Liberio et al. [29] evaluated the activity of the hydroalcoholic extract of geopropolis from M. fasciculata on oral pathogens. Their results indicated that this extract at 25 mg/mL is capable of reducing the viability of S. mutans (ATCC 25175) on biofilm formed in cell-culture plates. The different results observed when compared to the present study can be due to the distinct bacterial strains tested, once S. mutans ATCC 25175 is recognized as more resistant to antimicrobials, probably due to a differentiated and accelerated polysaccharide production in the extracellular matrix [34, 35]. Besides this, the active concentration used (greater than 60 times our highest concentration), the biofilm model (24-well polystyrene cell-culture plates), and mainly the biome where these geopropolis were collected (lakes, and babassu palm forests) can explain such different results. Our study reports the activity of M. scutellaris geopropolis, collected in the Atlantic forest, while M. fasciculata geopropolis originated from an ecosystem composed of mangroves, wetlands, lakes and babassu palm forests, which probably provides a different source of plant resins that can alter the geopropolis chemical composition. Furthermore, previous analyses have shown that M. scutellaris geopropolis has no flavonoids, while the activity of M. fasciculata geopropolis has been assigned to the presence of these compounds [20].

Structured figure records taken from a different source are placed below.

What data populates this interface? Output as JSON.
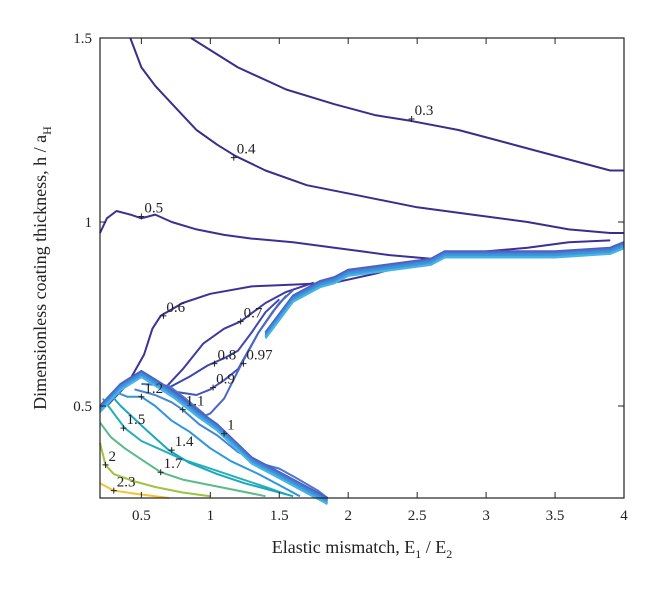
{
  "chart_data": {
    "type": "contour",
    "xlabel_main": "Elastic mismatch, E",
    "xlabel_sub1": "1",
    "xlabel_mid": " / E",
    "xlabel_sub2": "2",
    "ylabel_main": "Dimensionless coating thickness, h / a",
    "ylabel_sub": "H",
    "xlim": [
      0.2,
      4
    ],
    "ylim": [
      0.25,
      1.5
    ],
    "xticks": [
      0.5,
      1,
      1.5,
      2,
      2.5,
      3,
      3.5,
      4
    ],
    "xtick_labels": [
      "0.5",
      "1",
      "1.5",
      "2",
      "2.5",
      "3",
      "3.5",
      "4"
    ],
    "yticks": [
      0.5,
      1,
      1.5
    ],
    "ytick_labels": [
      "0.5",
      "1",
      "1.5"
    ],
    "grid": false,
    "levels": [
      {
        "label": "0.3",
        "color": "#3b2d8c",
        "points": [
          [
            0.86,
            1.5
          ],
          [
            1.2,
            1.42
          ],
          [
            1.55,
            1.36
          ],
          [
            1.9,
            1.32
          ],
          [
            2.2,
            1.29
          ],
          [
            2.45,
            1.275
          ],
          [
            2.8,
            1.25
          ],
          [
            3.1,
            1.22
          ],
          [
            3.4,
            1.19
          ],
          [
            3.7,
            1.16
          ],
          [
            3.9,
            1.14
          ],
          [
            4.0,
            1.14
          ]
        ],
        "label_at": [
          2.46,
          1.28
        ]
      },
      {
        "label": "0.4",
        "color": "#3b2d8c",
        "points": [
          [
            0.42,
            1.5
          ],
          [
            0.5,
            1.42
          ],
          [
            0.6,
            1.37
          ],
          [
            0.75,
            1.31
          ],
          [
            0.9,
            1.25
          ],
          [
            1.05,
            1.21
          ],
          [
            1.18,
            1.18
          ],
          [
            1.4,
            1.14
          ],
          [
            1.7,
            1.1
          ],
          [
            2.1,
            1.07
          ],
          [
            2.5,
            1.04
          ],
          [
            2.9,
            1.02
          ],
          [
            3.3,
            1.0
          ],
          [
            3.6,
            0.98
          ],
          [
            3.9,
            0.97
          ],
          [
            4.0,
            0.97
          ]
        ],
        "label_at": [
          1.17,
          1.175
        ]
      },
      {
        "label": "0.5",
        "color": "#3d2f95",
        "points": [
          [
            0.2,
            0.97
          ],
          [
            0.25,
            1.01
          ],
          [
            0.32,
            1.03
          ],
          [
            0.42,
            1.02
          ],
          [
            0.5,
            1.01
          ],
          [
            0.6,
            1.02
          ],
          [
            0.72,
            1.0
          ],
          [
            0.9,
            0.98
          ],
          [
            1.1,
            0.965
          ],
          [
            1.3,
            0.955
          ],
          [
            1.6,
            0.945
          ],
          [
            1.9,
            0.93
          ],
          [
            2.1,
            0.92
          ],
          [
            2.3,
            0.91
          ],
          [
            2.6,
            0.9
          ],
          [
            3.0,
            0.92
          ],
          [
            3.3,
            0.93
          ],
          [
            3.6,
            0.945
          ],
          [
            3.9,
            0.95
          ]
        ],
        "label_at": [
          0.5,
          1.015
        ]
      },
      {
        "label": "0.6",
        "color": "#3d3199",
        "points": [
          [
            0.25,
            0.5
          ],
          [
            0.4,
            0.56
          ],
          [
            0.52,
            0.64
          ],
          [
            0.58,
            0.71
          ],
          [
            0.64,
            0.745
          ],
          [
            0.8,
            0.78
          ],
          [
            1.0,
            0.805
          ],
          [
            1.3,
            0.825
          ],
          [
            1.6,
            0.83
          ],
          [
            1.9,
            0.835
          ],
          [
            2.2,
            0.86
          ],
          [
            2.4,
            0.88
          ]
        ],
        "label_at": [
          0.66,
          0.745
        ]
      },
      {
        "label": "0.7",
        "color": "#3f3aa4",
        "points": [
          [
            0.65,
            0.54
          ],
          [
            0.8,
            0.6
          ],
          [
            0.95,
            0.67
          ],
          [
            1.1,
            0.71
          ],
          [
            1.22,
            0.73
          ],
          [
            1.4,
            0.78
          ],
          [
            1.55,
            0.81
          ],
          [
            1.75,
            0.835
          ]
        ],
        "label_at": [
          1.22,
          0.73
        ]
      },
      {
        "label": "0.8",
        "color": "#3e46b0",
        "points": [
          [
            0.7,
            0.55
          ],
          [
            0.85,
            0.58
          ],
          [
            0.98,
            0.61
          ],
          [
            1.1,
            0.63
          ],
          [
            1.2,
            0.65
          ],
          [
            1.3,
            0.7
          ],
          [
            1.4,
            0.755
          ],
          [
            1.5,
            0.79
          ]
        ],
        "label_at": [
          1.03,
          0.615
        ]
      },
      {
        "label": "0.9",
        "color": "#4356bd",
        "points": [
          [
            0.72,
            0.54
          ],
          [
            0.9,
            0.53
          ],
          [
            1.0,
            0.545
          ],
          [
            1.1,
            0.57
          ],
          [
            1.2,
            0.6
          ],
          [
            1.35,
            0.7
          ],
          [
            1.45,
            0.755
          ],
          [
            1.55,
            0.8
          ]
        ],
        "label_at": [
          1.02,
          0.55
        ]
      },
      {
        "label": "0.97",
        "color": "#4a67c7",
        "points": [
          [
            0.74,
            0.54
          ],
          [
            0.86,
            0.5
          ],
          [
            0.94,
            0.47
          ],
          [
            1.0,
            0.48
          ],
          [
            1.1,
            0.52
          ],
          [
            1.22,
            0.61
          ],
          [
            1.35,
            0.7
          ],
          [
            1.5,
            0.78
          ],
          [
            1.6,
            0.815
          ]
        ],
        "label_at": [
          1.24,
          0.615
        ]
      },
      {
        "label": "1",
        "color": "#4e78cd",
        "points": [
          [
            0.5,
            0.56
          ],
          [
            0.7,
            0.555
          ],
          [
            0.82,
            0.52
          ],
          [
            0.95,
            0.48
          ],
          [
            1.05,
            0.44
          ],
          [
            1.12,
            0.415
          ],
          [
            1.25,
            0.37
          ],
          [
            1.35,
            0.345
          ],
          [
            1.5,
            0.33
          ],
          [
            1.62,
            0.305
          ],
          [
            1.78,
            0.27
          ],
          [
            1.85,
            0.25
          ]
        ],
        "label_at": [
          1.1,
          0.425
        ]
      },
      {
        "label": "1.1",
        "color": "#4187d6",
        "points": [
          [
            0.45,
            0.545
          ],
          [
            0.6,
            0.53
          ],
          [
            0.72,
            0.51
          ],
          [
            0.8,
            0.49
          ],
          [
            0.92,
            0.45
          ],
          [
            1.05,
            0.42
          ],
          [
            1.2,
            0.375
          ],
          [
            1.4,
            0.34
          ],
          [
            1.55,
            0.31
          ],
          [
            1.7,
            0.27
          ],
          [
            1.78,
            0.25
          ]
        ],
        "label_at": [
          0.8,
          0.49
        ]
      },
      {
        "label": "1.2",
        "color": "#2e96da",
        "points": [
          [
            0.33,
            0.535
          ],
          [
            0.4,
            0.525
          ],
          [
            0.5,
            0.525
          ],
          [
            0.6,
            0.5
          ],
          [
            0.72,
            0.46
          ],
          [
            0.85,
            0.43
          ],
          [
            1.0,
            0.385
          ],
          [
            1.15,
            0.35
          ],
          [
            1.35,
            0.315
          ],
          [
            1.5,
            0.285
          ],
          [
            1.65,
            0.255
          ]
        ],
        "label_at": [
          0.5,
          0.525
        ]
      },
      {
        "label": "1.5",
        "color": "#23b1b7",
        "points": [
          [
            0.22,
            0.52
          ],
          [
            0.3,
            0.48
          ],
          [
            0.38,
            0.44
          ],
          [
            0.5,
            0.405
          ],
          [
            0.65,
            0.38
          ],
          [
            0.8,
            0.355
          ],
          [
            1.0,
            0.33
          ],
          [
            1.2,
            0.305
          ],
          [
            1.4,
            0.28
          ],
          [
            1.55,
            0.26
          ]
        ],
        "label_at": [
          0.37,
          0.44
        ]
      },
      {
        "label": "1.4",
        "color": "#1aa6c1",
        "points": [
          [
            0.28,
            0.53
          ],
          [
            0.35,
            0.5
          ],
          [
            0.45,
            0.465
          ],
          [
            0.55,
            0.43
          ],
          [
            0.7,
            0.38
          ],
          [
            0.85,
            0.345
          ],
          [
            1.05,
            0.315
          ],
          [
            1.25,
            0.29
          ],
          [
            1.45,
            0.27
          ],
          [
            1.6,
            0.255
          ]
        ],
        "label_at": [
          0.72,
          0.38
        ]
      },
      {
        "label": "1.7",
        "color": "#59ba8a",
        "points": [
          [
            0.2,
            0.455
          ],
          [
            0.28,
            0.415
          ],
          [
            0.38,
            0.385
          ],
          [
            0.5,
            0.355
          ],
          [
            0.64,
            0.32
          ],
          [
            0.8,
            0.3
          ],
          [
            1.0,
            0.285
          ],
          [
            1.2,
            0.27
          ],
          [
            1.4,
            0.255
          ]
        ],
        "label_at": [
          0.64,
          0.32
        ]
      },
      {
        "label": "2",
        "color": "#9fc240",
        "points": [
          [
            0.2,
            0.4
          ],
          [
            0.24,
            0.34
          ],
          [
            0.3,
            0.315
          ],
          [
            0.45,
            0.295
          ],
          [
            0.6,
            0.28
          ],
          [
            0.8,
            0.265
          ],
          [
            1.0,
            0.255
          ]
        ],
        "label_at": [
          0.24,
          0.34
        ]
      },
      {
        "label": "2.3",
        "color": "#f5c231",
        "points": [
          [
            0.2,
            0.29
          ],
          [
            0.3,
            0.27
          ],
          [
            0.45,
            0.262
          ],
          [
            0.6,
            0.255
          ],
          [
            0.7,
            0.25
          ]
        ],
        "label_at": [
          0.3,
          0.27
        ]
      }
    ],
    "boundary_band": {
      "colors": [
        "#4a5fc1",
        "#4d6bc9",
        "#4a7fd2",
        "#3b93da",
        "#31a0dd",
        "#4bb2e6"
      ],
      "upper": [
        [
          0.2,
          0.5
        ],
        [
          0.35,
          0.56
        ],
        [
          0.5,
          0.595
        ],
        [
          0.65,
          0.56
        ],
        [
          0.75,
          0.535
        ],
        [
          0.9,
          0.49
        ],
        [
          1.05,
          0.45
        ],
        [
          1.3,
          0.36
        ],
        [
          1.5,
          0.32
        ],
        [
          1.6,
          0.3
        ],
        [
          1.7,
          0.28
        ],
        [
          1.8,
          0.26
        ],
        [
          1.85,
          0.25
        ]
      ],
      "lower": [
        [
          1.4,
          0.7
        ],
        [
          1.6,
          0.8
        ],
        [
          1.8,
          0.84
        ],
        [
          1.9,
          0.85
        ],
        [
          2.0,
          0.87
        ],
        [
          2.2,
          0.88
        ],
        [
          2.3,
          0.885
        ],
        [
          2.6,
          0.9
        ],
        [
          2.7,
          0.92
        ],
        [
          3.0,
          0.92
        ],
        [
          3.5,
          0.92
        ],
        [
          3.9,
          0.93
        ],
        [
          4.0,
          0.945
        ]
      ]
    }
  }
}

Finally, concerning new approaches in antimicrobial agents, Koo and Jeon [9] describe that natural products that act on the virulence factors of S. mutans without necessarily killing the bacteria have attracted attention as important sources of new effective drugs against dental caries. In the light of this view, our data show that geopropolis, especially its nonpolar fraction (hexane fraction), is a promising source of new compounds like polyprenylated benzophenones, capable to act on dental caries. Further studies are necessary to confirm such activity and to isolate/identify the active compounds.

5. Conclusion

In summary, the hexane fraction of M. scutellaris (stingless bee) geopropolis from the Atlantic forest of the state of Bahia (Northeast Brazil) affected the biofilm formation by reducing the biomass, the polysaccharides, and protein content of biofilm matrix. However, it had no effect on the viability and acid production of S. mutans. This fraction is a natural source of promising bioactive substances to control the formation of S. mutans oral biofilm, without affecting the microbial population but interfering with its structure by reducing the biochemical content of biofilm matrix.

Although further studies are required to identify the active compounds and their molecular mechanism of action, these compounds in HF may also be comprised in new formulations for clinical trials for oral plaque control, in order to prevent dental caries and oral biofilm related disease.